Disfrutar la escena erótica entre Desiré y Otto en la iglesia de Nuestra Señora del Carmen en la playa de Guanabo es uno de los actos más eróticos que he vivido y bebido en cualquier literatura. Una incitación a sentirme Otto. Una incitación que sospecho llevará a muchas lectoras a sentirse Desiré. La joven seducida por la impetuosa vulgaridad de un hombre mayor que ella, que la hace perder la cabeza y ponerse a mil. “¡Dios mío voy a enloquecer!”, dice Desiré, al sentir que “su lengua se agita primero lentamente y después frenética en mi clítoris”.

El erotismo de “La salvaje inocencia” es, para decirlo a la manera de Lezama, “erotismo por compresión, como un osezno que aprieta a un castaño”. Y por eso habrá mojigatos en todas las latitudes, como el hacedor de videos, que pensará que es “erotismo sucio” o pornografía simple. Pero tal y como lo dice la edición en español de la novela, Desiré es culpable de muchas cosas, pero es una “inocente pornógrafa”. Por eso, al leer uno de los pasajes más hermosos, en los que Desiré siente dentro de sí la “tranca” de Otto por primera vez, la memoria me lleva nuevamente a Lezama, y no puedo evitar recordar el pasaje en el que describe que la verga de Leregas “breve como un dedal al principio, pero después como impulsada por un viento titánico, cobraba la longura de un antebrazo de trabajador manual”. Y se me antoja por un minuto que ese antebrazo era el que sentía Desiré, y que por un instante carnal Otto se convertía en el personaje lezamiano.

Valdés nos demuestra, al mejor estilo habanero, que sus personajes, aun los más patéticos, sienten y padecen el sexo en caliente. Para la autora no existe eso que Carlos Montenegro describe en su novela como “templar en frío”. Ella quiere que a sus personajes les corrompan la carne a golpe de placer. No hay en su novela la resistencia a la corrupción carnal que nos plantea el erotismo virgiliano en “La carne de René”, sino una efusión de “apretadera”, de sexo donde se pueda, cuando se pueda, como se pueda. Un fiel reflejo de la única libertad que el castrante autoritarismo del comunismo le dejó a los cubanos.

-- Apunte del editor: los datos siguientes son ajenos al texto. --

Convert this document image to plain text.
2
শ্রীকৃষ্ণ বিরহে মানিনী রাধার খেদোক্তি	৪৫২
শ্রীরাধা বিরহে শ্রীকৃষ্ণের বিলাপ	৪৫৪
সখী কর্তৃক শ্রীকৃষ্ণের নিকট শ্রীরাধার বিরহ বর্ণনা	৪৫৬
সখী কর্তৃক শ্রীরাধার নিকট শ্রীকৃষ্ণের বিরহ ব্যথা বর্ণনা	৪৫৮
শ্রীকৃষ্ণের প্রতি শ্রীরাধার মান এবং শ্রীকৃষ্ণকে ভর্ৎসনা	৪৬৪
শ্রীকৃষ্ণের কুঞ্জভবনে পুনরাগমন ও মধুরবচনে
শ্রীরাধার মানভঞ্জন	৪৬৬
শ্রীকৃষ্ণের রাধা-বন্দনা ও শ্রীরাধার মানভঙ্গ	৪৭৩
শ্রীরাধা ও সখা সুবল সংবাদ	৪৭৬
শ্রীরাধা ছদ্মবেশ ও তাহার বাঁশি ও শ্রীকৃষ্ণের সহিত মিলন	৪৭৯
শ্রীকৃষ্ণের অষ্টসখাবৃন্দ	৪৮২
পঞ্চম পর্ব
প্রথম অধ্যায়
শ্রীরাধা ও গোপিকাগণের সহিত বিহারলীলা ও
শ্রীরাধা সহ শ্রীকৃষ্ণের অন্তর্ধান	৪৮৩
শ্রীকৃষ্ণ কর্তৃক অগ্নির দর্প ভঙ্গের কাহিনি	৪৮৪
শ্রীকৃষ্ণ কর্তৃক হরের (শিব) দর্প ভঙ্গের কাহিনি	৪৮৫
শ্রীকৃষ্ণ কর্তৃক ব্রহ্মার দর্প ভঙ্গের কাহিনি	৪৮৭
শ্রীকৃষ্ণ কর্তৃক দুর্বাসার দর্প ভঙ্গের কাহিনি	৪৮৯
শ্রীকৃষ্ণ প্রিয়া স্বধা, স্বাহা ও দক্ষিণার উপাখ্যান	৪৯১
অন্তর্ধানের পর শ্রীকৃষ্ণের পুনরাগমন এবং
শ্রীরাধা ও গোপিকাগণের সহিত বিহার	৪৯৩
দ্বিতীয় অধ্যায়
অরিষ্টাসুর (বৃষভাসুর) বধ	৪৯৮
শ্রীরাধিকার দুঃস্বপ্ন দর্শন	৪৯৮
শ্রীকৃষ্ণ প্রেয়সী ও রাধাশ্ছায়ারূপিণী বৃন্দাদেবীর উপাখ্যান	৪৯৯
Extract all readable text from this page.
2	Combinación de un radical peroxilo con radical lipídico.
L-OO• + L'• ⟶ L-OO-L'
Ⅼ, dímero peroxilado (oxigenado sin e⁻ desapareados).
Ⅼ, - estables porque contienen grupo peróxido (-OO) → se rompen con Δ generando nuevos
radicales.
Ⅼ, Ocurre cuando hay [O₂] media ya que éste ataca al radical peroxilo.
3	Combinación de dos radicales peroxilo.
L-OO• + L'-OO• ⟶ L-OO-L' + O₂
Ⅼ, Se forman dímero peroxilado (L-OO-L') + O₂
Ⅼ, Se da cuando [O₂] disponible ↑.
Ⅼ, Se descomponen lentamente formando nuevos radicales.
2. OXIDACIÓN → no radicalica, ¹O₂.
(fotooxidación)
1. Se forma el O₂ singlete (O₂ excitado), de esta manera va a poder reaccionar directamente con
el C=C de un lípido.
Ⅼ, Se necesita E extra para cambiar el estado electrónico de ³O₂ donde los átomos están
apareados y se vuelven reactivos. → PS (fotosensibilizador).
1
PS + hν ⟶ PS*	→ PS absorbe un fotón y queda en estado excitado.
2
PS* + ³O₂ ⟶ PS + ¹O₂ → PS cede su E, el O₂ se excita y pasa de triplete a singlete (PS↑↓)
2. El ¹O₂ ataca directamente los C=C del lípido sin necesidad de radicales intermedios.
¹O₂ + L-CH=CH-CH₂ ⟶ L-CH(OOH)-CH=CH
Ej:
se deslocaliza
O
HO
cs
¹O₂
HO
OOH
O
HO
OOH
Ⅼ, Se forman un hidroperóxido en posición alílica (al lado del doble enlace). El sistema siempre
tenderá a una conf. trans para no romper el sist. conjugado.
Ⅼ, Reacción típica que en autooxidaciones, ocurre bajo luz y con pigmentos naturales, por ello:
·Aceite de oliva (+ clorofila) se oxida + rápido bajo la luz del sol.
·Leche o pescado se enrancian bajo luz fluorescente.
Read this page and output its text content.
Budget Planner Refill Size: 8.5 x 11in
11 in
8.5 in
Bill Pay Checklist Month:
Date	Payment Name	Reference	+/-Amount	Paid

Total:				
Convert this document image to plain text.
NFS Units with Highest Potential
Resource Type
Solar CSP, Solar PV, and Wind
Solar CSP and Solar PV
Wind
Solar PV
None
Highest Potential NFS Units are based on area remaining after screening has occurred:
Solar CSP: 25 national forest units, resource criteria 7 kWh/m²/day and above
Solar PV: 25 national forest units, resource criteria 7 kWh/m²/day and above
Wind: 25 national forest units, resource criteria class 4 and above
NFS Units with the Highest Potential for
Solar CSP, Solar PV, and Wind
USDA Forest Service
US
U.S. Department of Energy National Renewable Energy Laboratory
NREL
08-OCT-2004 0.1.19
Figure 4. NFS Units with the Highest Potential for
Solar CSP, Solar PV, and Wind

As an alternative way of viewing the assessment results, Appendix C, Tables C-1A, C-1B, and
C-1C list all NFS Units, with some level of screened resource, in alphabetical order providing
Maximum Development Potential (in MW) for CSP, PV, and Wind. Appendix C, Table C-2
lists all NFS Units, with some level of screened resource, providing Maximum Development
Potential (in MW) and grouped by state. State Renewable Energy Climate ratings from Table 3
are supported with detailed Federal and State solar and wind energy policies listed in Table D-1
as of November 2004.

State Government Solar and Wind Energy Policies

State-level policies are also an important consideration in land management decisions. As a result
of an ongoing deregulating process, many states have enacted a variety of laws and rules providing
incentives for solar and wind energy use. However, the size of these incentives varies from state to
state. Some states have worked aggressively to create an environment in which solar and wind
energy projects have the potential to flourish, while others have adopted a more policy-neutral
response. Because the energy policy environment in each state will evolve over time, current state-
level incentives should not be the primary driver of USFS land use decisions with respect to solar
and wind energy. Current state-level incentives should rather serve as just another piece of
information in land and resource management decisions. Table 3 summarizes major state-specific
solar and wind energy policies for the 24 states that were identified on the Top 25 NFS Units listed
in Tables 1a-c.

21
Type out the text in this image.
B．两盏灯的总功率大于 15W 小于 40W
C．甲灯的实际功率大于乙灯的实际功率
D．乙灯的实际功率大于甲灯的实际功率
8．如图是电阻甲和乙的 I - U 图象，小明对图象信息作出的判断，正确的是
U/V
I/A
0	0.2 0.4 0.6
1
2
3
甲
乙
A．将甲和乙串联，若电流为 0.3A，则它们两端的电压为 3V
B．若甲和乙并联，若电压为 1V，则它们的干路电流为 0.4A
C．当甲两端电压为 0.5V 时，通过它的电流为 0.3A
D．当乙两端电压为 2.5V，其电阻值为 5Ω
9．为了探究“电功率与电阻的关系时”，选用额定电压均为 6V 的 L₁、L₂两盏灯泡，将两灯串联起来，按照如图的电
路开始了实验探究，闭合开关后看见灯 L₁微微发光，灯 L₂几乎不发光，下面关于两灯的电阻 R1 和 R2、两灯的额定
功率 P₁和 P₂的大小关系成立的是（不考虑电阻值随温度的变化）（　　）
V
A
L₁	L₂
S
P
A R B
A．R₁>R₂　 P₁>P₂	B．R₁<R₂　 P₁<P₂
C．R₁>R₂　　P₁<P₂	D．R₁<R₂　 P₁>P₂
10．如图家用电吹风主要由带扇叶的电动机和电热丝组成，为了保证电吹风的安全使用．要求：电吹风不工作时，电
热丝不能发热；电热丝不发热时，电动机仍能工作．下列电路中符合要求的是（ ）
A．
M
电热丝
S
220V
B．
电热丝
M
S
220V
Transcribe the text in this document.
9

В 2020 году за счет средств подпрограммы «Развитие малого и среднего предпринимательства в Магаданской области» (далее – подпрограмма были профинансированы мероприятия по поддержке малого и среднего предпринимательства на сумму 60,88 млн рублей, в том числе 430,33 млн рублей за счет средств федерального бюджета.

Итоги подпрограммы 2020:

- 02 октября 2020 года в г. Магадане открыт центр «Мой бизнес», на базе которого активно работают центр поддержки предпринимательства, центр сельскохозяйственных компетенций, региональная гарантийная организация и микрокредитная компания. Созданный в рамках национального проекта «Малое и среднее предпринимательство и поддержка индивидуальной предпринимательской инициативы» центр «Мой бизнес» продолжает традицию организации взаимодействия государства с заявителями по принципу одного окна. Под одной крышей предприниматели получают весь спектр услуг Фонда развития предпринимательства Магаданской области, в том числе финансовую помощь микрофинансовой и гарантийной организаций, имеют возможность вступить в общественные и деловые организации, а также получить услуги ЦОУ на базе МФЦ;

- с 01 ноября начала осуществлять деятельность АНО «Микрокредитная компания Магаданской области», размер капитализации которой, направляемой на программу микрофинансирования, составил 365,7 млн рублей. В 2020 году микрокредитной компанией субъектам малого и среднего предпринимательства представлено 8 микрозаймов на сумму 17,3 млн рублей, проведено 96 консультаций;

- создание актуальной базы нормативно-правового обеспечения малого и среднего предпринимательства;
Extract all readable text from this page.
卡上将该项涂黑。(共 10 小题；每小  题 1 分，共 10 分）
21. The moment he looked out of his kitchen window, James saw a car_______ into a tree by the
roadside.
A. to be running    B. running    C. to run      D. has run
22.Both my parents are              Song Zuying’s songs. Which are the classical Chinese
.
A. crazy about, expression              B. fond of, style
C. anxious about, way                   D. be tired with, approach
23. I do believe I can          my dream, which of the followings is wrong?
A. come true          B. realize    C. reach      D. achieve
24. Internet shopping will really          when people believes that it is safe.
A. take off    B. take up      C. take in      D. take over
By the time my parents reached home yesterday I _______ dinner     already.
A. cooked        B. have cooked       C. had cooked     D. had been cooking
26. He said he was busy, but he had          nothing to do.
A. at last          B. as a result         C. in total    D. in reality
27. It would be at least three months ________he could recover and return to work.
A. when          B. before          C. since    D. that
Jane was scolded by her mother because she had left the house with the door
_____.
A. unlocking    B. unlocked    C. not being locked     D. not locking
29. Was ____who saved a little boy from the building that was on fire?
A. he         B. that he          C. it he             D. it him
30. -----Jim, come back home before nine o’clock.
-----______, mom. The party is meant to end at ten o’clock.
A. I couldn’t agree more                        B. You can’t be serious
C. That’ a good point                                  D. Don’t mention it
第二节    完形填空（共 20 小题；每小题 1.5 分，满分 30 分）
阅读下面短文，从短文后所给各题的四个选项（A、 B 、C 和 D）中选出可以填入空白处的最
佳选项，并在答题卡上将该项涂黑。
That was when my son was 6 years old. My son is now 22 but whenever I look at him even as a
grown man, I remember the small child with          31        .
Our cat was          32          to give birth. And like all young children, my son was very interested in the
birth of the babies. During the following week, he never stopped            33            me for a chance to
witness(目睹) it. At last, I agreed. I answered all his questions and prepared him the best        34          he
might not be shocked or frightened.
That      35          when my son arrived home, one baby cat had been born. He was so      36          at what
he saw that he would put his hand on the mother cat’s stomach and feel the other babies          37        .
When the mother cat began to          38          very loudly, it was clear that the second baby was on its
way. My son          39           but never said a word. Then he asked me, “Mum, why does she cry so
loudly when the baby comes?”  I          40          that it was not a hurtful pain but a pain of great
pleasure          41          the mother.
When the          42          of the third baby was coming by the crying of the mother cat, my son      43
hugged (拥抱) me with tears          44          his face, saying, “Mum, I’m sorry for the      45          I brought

Tras el sexo entre Desiré y Otto, vendrá el enamoramiento, y luego el amor, a pesar del inmenso obstáculo que representa la represión del régimen hacia dos amantes que, casi sin saberlo, son sus enemigos acérrimos, porque han decidido vivir en la acera ideológica opuesta, y por lo tanto no tienen acceso al privilegio de una vida juntos en la que sean libres de pensar, decidir y realizar sus vidas a su manera, y no a la manera que les imponen hasta en las cosas más sencillas, como el tipo de música cubana que pueden escuchar. El amor pleno al que Otto aspira a vivir con Desiré sólo tiene, entonces, una posibilidad: la fuga de la “maldita circunstancia del agua por todas partes”.

Pero el desenlace de esta hermosa, cruenta e inmensamente breve historia de amor, tendrá que descubrirlo por usted mismo a lo largo de un trayecto con un oleaje encrespado y majestuoso, que es parte de la gran tragedia de la nación cubana.